The greatest irony lies in the fact that Meghan’s own intersectional identity as a biracial, divorced American woman will be subsumed by her appropriation into the largest symbol of instutitionalised patriarchy today. A woman’s elevation to a position of seeming power and celebrity doesn’t automatically imply progress – it matters what your pedestal represents, and how many backs were broken to build it.

Back in 2011, Kate Middleton was celebrated for her fast rise from the status of ‘commoner’ to royalty as the wife of the future king of England. For many girls following the affair with wide eyes across the world, she came to represent an aspiration tied to the belief that “if she can, I can”. Prince William was the prize, and the entirety of Middleton’s lived experiences and personal ambitions somehow no longer mattered.

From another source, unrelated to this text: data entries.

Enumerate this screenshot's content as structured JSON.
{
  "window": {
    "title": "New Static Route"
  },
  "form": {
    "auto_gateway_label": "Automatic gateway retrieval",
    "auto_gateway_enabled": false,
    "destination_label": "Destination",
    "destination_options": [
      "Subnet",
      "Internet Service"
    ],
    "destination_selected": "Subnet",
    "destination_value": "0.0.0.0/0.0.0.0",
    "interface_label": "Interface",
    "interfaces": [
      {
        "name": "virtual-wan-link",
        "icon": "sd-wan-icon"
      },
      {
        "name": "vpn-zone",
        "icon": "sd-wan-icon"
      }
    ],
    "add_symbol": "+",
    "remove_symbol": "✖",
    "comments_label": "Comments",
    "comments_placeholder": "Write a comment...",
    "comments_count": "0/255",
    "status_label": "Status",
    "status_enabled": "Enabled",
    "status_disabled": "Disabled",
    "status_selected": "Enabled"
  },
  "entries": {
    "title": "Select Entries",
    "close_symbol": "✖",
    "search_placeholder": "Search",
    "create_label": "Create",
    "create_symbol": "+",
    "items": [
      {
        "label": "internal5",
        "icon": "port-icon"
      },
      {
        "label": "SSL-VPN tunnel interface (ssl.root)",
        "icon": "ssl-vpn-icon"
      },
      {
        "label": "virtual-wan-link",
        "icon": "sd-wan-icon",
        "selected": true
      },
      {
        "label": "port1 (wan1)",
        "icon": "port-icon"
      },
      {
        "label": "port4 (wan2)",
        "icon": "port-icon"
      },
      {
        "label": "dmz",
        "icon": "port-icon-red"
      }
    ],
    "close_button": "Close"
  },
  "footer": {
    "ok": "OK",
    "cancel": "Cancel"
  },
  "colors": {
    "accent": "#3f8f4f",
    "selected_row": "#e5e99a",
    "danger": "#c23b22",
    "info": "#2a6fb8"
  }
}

She was the wife of a king after all, what more could she want? The frenzy of celebration that surrounds Harry and Meghan’s royal wedding reiterates the belief that the greatest success of a woman depends on the status of the man she is able to marry.

The wedding should rather be marked by a moment of silence, for the loss of someone who could have been an incredible ally in the feminist fight for the rights of working women, immigrants, women of colour, women of religious minorties, or any of the myriad intersections of identity that by their mere existence challenge the narrative of a white man’s history.

Women in Mumbai might be getting sanitary pads, but the effort is nothing more than a CSR initiative to mimic the appearance of change. The reality is that every single thing about the wedding is a pretty distraction from the fact that it represents a perpetuation of inequity and injustice – for women, as well as marginalised communities everywhere.

I suppose one cannot blame her for falling in love; that experience, after all, is said to be blind, even to the fact that your partner is part of a system of historical and institutionalised discrimination. To expect Meghan to fight centuries of entrenched orthodoxy in one night is unfair, but to applaud the couple’s efforts to donate ‘gift money’ to poor brown Indian women is far more ludicrous.